In continuing my series on the Apostolic Fathers, I wanted to examine the Epistle of Barnabas today. My reason for doing so lies within many of the comments I have read online and even heard from some individuals regarding the United States today. I want to preface this by saying that this blog will not get into the recent debates regarding the SCOTUS ruling on gay marriage a few weeks ago (I find that such debates belong in a more philosophy- or theology-centric blog); however, the ruling has been one of the main catalysts for individuals clamoring that the end of days must be at hand. At this point, I want to jump into the Epistle of Barnabas.
“We must therefore investigate the present circumstances very carefully and seek out the things that are able to save us. Let us avoid, therefore, absolutely all the works of lawlessness lest the works of lawlessness overpower us, and let us hate the deception of the present age, so that we may be loved in the age to come… The last stumbling block is at hand, concerning what the scriptures speak.” (Barnabas 4:1-3)
“Consequently, let us be on guard in these last days, for the whole time of our faith will do us no good unless now, in the age of lawlessness, we also resist, as befits God’s children, the coming stumbling blocks.” (4:10)
As we did last week, I want to pause to note that the original intent and flavor of such commentary on the world around the author was likely rhetorical in order to inspire direct action. Barnabas was probably written sometime between 70-135 AD (Holmes 373), and contains a general anti-Jewish tone throughout. Israel often serves as a negative example, such as their tendency of reading Mosaic laws too literally, instead of an allegorical understanding of the laws’ true, spiritual message (Barnabas 10). As the author’s purpose is to invoke action by Christians in the present age, one must read the above passages from chapter four as a rhetorical device designed to inspire Christian piety in their lives.

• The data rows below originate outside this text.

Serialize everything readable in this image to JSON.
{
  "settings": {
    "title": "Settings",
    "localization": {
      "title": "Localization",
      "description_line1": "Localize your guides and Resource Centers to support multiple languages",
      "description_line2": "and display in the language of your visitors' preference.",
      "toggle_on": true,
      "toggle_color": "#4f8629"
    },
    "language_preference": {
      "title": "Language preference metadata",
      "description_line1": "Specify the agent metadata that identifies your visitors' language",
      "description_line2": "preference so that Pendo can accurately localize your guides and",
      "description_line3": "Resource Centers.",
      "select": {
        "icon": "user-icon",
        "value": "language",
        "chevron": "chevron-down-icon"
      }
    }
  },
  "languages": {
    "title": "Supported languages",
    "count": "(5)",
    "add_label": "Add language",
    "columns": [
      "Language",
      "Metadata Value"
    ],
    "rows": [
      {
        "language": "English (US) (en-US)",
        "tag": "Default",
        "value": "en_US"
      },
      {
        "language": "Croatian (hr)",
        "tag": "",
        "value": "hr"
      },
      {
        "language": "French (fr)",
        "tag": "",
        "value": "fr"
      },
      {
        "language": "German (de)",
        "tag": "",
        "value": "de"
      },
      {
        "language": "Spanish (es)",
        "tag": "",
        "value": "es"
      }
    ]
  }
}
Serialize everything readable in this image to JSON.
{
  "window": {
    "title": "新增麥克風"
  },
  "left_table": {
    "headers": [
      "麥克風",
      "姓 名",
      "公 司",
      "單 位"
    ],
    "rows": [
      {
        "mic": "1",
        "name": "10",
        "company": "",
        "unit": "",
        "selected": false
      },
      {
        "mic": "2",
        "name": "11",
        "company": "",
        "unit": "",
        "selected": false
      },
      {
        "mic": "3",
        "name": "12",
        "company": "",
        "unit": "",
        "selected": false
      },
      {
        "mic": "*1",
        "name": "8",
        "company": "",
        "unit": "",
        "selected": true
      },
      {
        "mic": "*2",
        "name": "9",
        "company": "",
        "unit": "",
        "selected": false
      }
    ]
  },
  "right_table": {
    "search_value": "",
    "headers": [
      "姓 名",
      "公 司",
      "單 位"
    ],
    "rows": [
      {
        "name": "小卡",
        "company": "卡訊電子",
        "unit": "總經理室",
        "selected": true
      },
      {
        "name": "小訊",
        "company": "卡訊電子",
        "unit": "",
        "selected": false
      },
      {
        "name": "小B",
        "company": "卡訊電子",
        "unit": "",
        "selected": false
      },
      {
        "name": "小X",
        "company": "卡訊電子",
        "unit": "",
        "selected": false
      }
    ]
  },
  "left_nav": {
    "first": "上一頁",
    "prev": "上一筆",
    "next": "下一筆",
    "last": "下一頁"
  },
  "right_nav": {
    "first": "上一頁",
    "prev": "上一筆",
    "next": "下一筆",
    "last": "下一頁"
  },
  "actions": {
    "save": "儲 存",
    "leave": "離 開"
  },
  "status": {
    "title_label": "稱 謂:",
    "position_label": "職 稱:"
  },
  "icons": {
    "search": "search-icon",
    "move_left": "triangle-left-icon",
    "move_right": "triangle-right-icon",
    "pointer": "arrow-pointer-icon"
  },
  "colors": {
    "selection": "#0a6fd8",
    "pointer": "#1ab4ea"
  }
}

To pull a 180, there have been many people throughout American Church History who have claimed intimate knowledge of when the end of the world would come. Heck, Y2K inspired a number of groups to wait for the end times on a mountaintop, or in Jerusalem, for a front-row seat to the apocalypse. Even today many people will point to social or political events in order to show that “the end is nigh.” I think that some people may have called Barack Obama the antichrist a time or two. The most recent apocalypse-inspiring event has been the SCOTUS’s legalization of gay marriage in all 50 states. Some have decided that this will be what finally causes Christ to return to earth.
The reason I am making the connection between those who claim the end of the world is upon us and the Epistle of Barnabas is twofold. First, the idea that a text written in the first two centuries AD (almost 2,000 years ago) taught its audience that they were living in the last days should serve as proof that no one has any idea when the end of the world is actually going to happen (so how about we stop trying to figure it out?).
The second reason is more nuanced. I wonder what someone who today claims that the end of the world is coming actually wants to accomplish by such rhetoric. Does that person want to inspire his or her own community toward a more righteous way of life (as Barnabas did)? Or is their message intended to scare others into joining their ranks/ aligning with their ideology? Do people who are currently claiming that the USA is “beyond saving” really want it to be saved? Or would they rather the USA just align with their message and teaching?
In closing, I feel like the type of people who are so focused on the end of days often miss out opportunities to serve the world around them. Instead of seeing some event as “the sign that Christ is returning soon,” why not try to lovingly minister to those with whom one disagrees? If one’s goal is truly that people will hear the Gospel, why the fear-mongering? Why not action that speaks a loving message into the hearts of those around you? I would argue that much of Barnabas has an ax to grind (particularly against Jews). As a historian, I do like how it is an early example of a more allegorical interpretation of scripture and shows how that exegetical method developed. Yet, I wonder how Jews would have responded to such a work. I conclude with one final question: Do people claiming the “end is nigh” ever wonder what impact their message has on people? As always, I welcome your thoughts and comments on this.